Clin Transplant. 2007 May-Jun;21(3):305-8. doi: 10.1111/j.1399-0012.2006.00632.x.

Abstract

Heart transplant (HTx) patients are at risk of developing renal dysfunction. Sirolimus has been used as an alternative for calcineurin inhibitors (CNI) in transplant patients with renal dysfunction. Recent data suggest that the combination of sirolimus with a CNI is associated with a deterioration of renal function in renal transplant patients.
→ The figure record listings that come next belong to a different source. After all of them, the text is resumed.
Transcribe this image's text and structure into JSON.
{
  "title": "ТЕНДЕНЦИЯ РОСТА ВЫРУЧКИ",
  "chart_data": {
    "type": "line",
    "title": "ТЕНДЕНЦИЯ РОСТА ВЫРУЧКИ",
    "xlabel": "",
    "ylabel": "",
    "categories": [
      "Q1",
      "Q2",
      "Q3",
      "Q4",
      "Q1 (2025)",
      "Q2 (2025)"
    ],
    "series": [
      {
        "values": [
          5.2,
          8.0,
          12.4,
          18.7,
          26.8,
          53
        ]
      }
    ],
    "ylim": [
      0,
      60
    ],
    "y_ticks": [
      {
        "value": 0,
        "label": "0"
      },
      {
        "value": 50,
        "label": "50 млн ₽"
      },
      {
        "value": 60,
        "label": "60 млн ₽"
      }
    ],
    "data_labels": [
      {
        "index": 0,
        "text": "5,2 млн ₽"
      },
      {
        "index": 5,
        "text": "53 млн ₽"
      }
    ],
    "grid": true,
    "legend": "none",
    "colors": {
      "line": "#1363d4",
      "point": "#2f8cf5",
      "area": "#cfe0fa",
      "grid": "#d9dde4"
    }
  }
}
The purpose of the present study was to compare the effect on the creatinine clearance (CrCl) of heart transplant (HTx) patients with renal dysfunction (RD) on CNI-based sirolimus-free regimens of conversion to either reduced-dose CNI plus sirolimus or outright substitution of CNI with sirolimus. We retrospectively identified 29 treatment switches for 26 patients with RD defined as a decline in the CrCl > 25% post-HTx. Treatment switches were divided into two groups. Group 1 included 13 switches in 13 patients (four women, nine men, age 62 +/- 10 yr) in whom sirolimus replaced CNI. Group 2 included 16 switches in 15 patients [two women, 13 men (one man underwent two such switches), age 61 +/- 9 yr] in whom CNI dose was reduced and sirolimus was added. Two men appear in both groups. Average follow-up was 10.4 +/- 3.2 months. Overall mortality, rejection, and side-effects rates were comparable between groups. At 12-months post-switch, the mean CrCl had increased from 48 +/- 15 at time of treatment switch to 56 +/- 22 mL/min in group 1 and decreased from 53 +/- 19 to 47 +/- 17 mL/min in group 2 (p = 0.02). In conclusion, substitution of CNI with sirolimus provided improved renal recovery compared with lower-dose CNI plus sirolimus in HTx patients with renal dysfunction.

摘要

心脏移植(HTx)患者有发生肾功能障碍的风险。西罗莫司已被用作肾功能障碍移植患者中钙调神经磷酸酶抑制剂(CNI)的替代药物。最近的数据表明,西罗莫司与CNI联合使用与肾移植患者肾功能恶化有关。本研究的目的是比较在基于CNI的无西罗莫司方案转换为低剂量CNI加西罗莫司或直接用西罗莫司替代CNI的情况下,对心脏移植(HTx)合并肾功能障碍(RD)患者肌酐清除率(CrCl)的影响。我们回顾性地确定了26例RD患者的29次治疗转换,RD定义为HTx后CrCl下降>25%。治疗转换分为两组。第1组包括13例患者的13次转换(4名女性,9名男性,年龄62±10岁),其中西罗莫司替代了CNI。第2组包括15例患者的16次转换[2名女性,13名男性(1名男性进行了2次此类转换),年龄61±9岁],其中CNI剂量减少并添加了西罗莫司。有两名男性出现在两组中。平均随访时间为10.4±3.2个月。两组的总死亡率、排斥反应和副作用发生率相当。转换后12个月时,第1组的平均CrCl从治疗转换时的48±15增加到56±22 mL/分钟,第2组从53±19下降到47±17 mL/分钟(p = 0.02)。总之,在合并肾功能障碍的HTx患者中,与低剂量CNI加西罗莫司相比,用西罗莫司替代CNI可改善肾功能恢复。